Perhaps so. Timo mentioned that the Dovecot LDA could be modified to
handle Single Instance Storage without LMTP. Because I'm accustomed to the
LDA being called once per recipient (without LMTP, of course), I was just
wondering how he planned for the LDA to keep up with duplicate messages
(the indexes came to mind). But based on his response, it sounds like his
thinking that the MTA (Postfix in his example) would call the Dovecot LDA
once with multiple recipients as arguments.
> >> The one thing that disturbs me with this kind of hardlinking is that
> >> then there are no Delivered-To headers (and others?) which are normally
> >> added to mails.
> > Yes, I guess we'd have to take that into account when deciding whether to
> > use single instance storage.
>
> Are they necessary for anything special? Exim does not set this header
> (unless specially configured to do so), its default header is
> Envelope-to, which contains the list of envelope recipients.
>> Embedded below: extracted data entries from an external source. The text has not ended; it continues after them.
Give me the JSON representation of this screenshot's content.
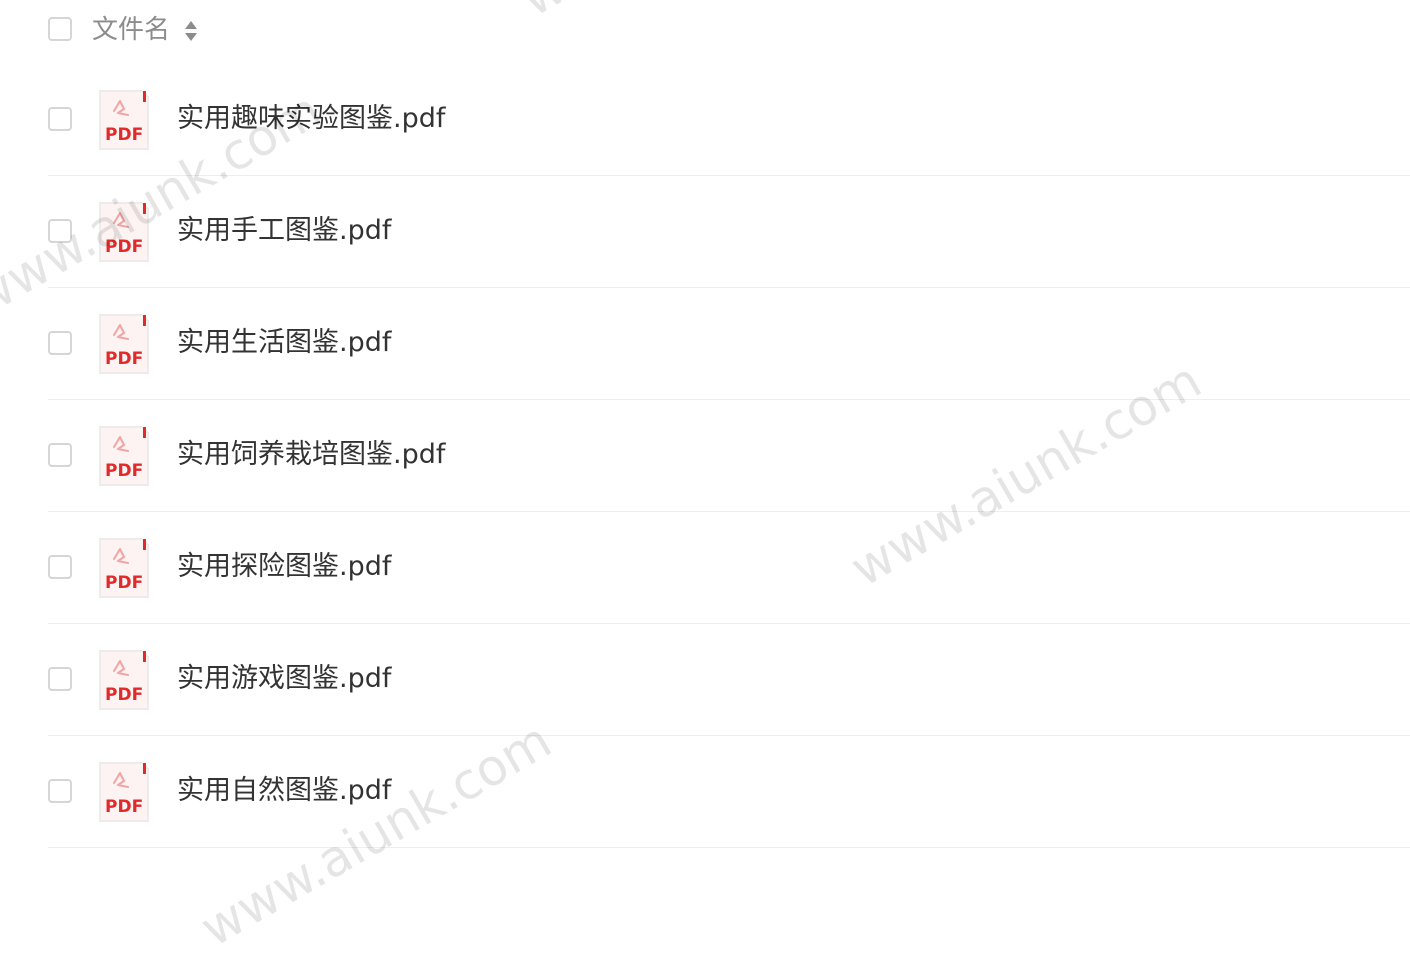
{
  "header": {
    "column_label": "文件名",
    "sort_icon": "sort-icon"
  },
  "files": [
    {
      "name": "实用趣味实验图鉴.pdf",
      "icon": "pdf-icon",
      "icon_label": "PDF"
    },
    {
      "name": "实用手工图鉴.pdf",
      "icon": "pdf-icon",
      "icon_label": "PDF"
    },
    {
      "name": "实用生活图鉴.pdf",
      "icon": "pdf-icon",
      "icon_label": "PDF"
    },
    {
      "name": "实用饲养栽培图鉴.pdf",
      "icon": "pdf-icon",
      "icon_label": "PDF"
    },
    {
      "name": "实用探险图鉴.pdf",
      "icon": "pdf-icon",
      "icon_label": "PDF"
    },
    {
      "name": "实用游戏图鉴.pdf",
      "icon": "pdf-icon",
      "icon_label": "PDF"
    },
    {
      "name": "实用自然图鉴.pdf",
      "icon": "pdf-icon",
      "icon_label": "PDF"
    }
  ],
  "watermark": {
    "text": "www.aiunk.com"
  },
  "colors": {
    "pdf_red": "#e02b2b",
    "text": "#333333",
    "muted": "#8c8c8c"
  }
}
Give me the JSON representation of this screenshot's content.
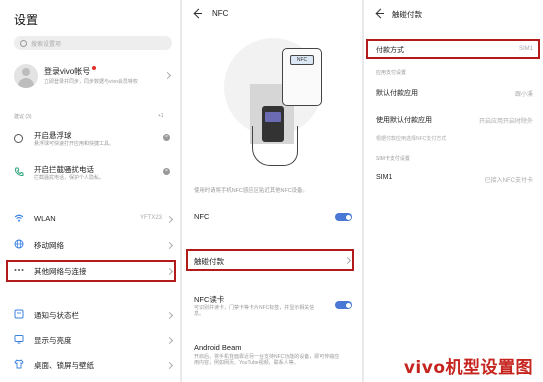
{
  "settings": {
    "title": "设置",
    "search_placeholder": "搜索设置项",
    "account": {
      "name": "登录vivo帐号",
      "sub": "立即登录并同步，同步数据与vivo会员特权"
    },
    "suggestions_label": "建议 (3)",
    "suggestions_count": "+1",
    "suggestions": [
      {
        "title": "开启悬浮球",
        "sub": "悬浮球可快速打开应用和快捷工具。"
      },
      {
        "title": "开启拦截骚扰电话",
        "sub": "拦截骚扰电话，保护个人隐私。"
      }
    ],
    "rows": [
      {
        "label": "WLAN",
        "value": "YFTX23"
      },
      {
        "label": "移动网络",
        "value": ""
      },
      {
        "label": "其他网络与连接",
        "value": ""
      },
      {
        "label": "通知与状态栏",
        "value": ""
      },
      {
        "label": "显示与亮度",
        "value": ""
      },
      {
        "label": "桌面、锁屏与壁纸",
        "value": ""
      }
    ]
  },
  "nfc": {
    "title": "NFC",
    "tag_label": "NFC",
    "desc": "使用时请将手机NFC感应区贴近其他NFC设备。",
    "rows": [
      {
        "label": "NFC",
        "toggle": true,
        "sub": ""
      },
      {
        "label": "触碰付款",
        "toggle": false,
        "sub": ""
      },
      {
        "label": "NFC读卡",
        "toggle": true,
        "sub": "可识别并读卡，门禁卡等卡片NFC标签，并显示相关信息。"
      },
      {
        "label": "Android Beam",
        "toggle": false,
        "sub": "开启后，将手机背面靠近另一台支持NFC功能的设备，即可传输应用内容，例如网页、YouTube视频、联系人等。"
      }
    ]
  },
  "tap_pay": {
    "title": "触碰付款",
    "payment_method_label": "付款方式",
    "payment_method_value": "SIM1",
    "app_section": "应用支付设置",
    "default_app_label": "默认付款应用",
    "default_app_value": "跟小溪",
    "use_default_label": "使用默认付款应用",
    "use_default_value": "开启应用开启时除外",
    "note": "根据付款应用选择NFC支付方式",
    "sim_section": "SIM卡支付设置",
    "sim1_label": "SIM1",
    "sim1_value": "已接入NFC支付卡"
  },
  "watermark": "vivo机型设置图",
  "colors": {
    "highlight": "#b31b1b",
    "toggle": "#4a78d6",
    "watermark": "#c6251f"
  }
}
I don't think Delivered-To: is critical, but apparently some systems use
Delivered-To: to help with loop detection. This is from Postfix's local(8)
man page:
In order to stop mail forwarding loops early, the
software adds an optional Delivered-To: header with
the final envelope recipient address. If mail arrives for
a recipient that is already listed in a Delivered-To:
header, the message is bounced.
And D. J. Bernstein mentions it in his "Tools in the war on mail loops"
document [ http://cr.yp.to/proto/mailloops.txt ]:
The basic weapon against post-delivery loops is a new header
field, Delivered-To, tracing all the forwarders and mailing
lists that a message has been through. This field has the
side benefit of making it much easier for a user (or for a
postmaster seeing a bounce) to figure out the path that the
message took. Delivered-To is similar to RFC 1327's
DL-Expansion-History, but (1) it omits the time stamp,
removing any need for parsing, and (2) it has a much better
name.
> Anyway, if you have so many large messages going to multiple recipients,
> couldn't these people be put into groups and use shared mailboxes?
A solution like that may well help in some of our situations. But that
solution has at least some political implications (users experience
change!), and I was focusing on Single Instance Storage as a transparent
feature that might help to some degree.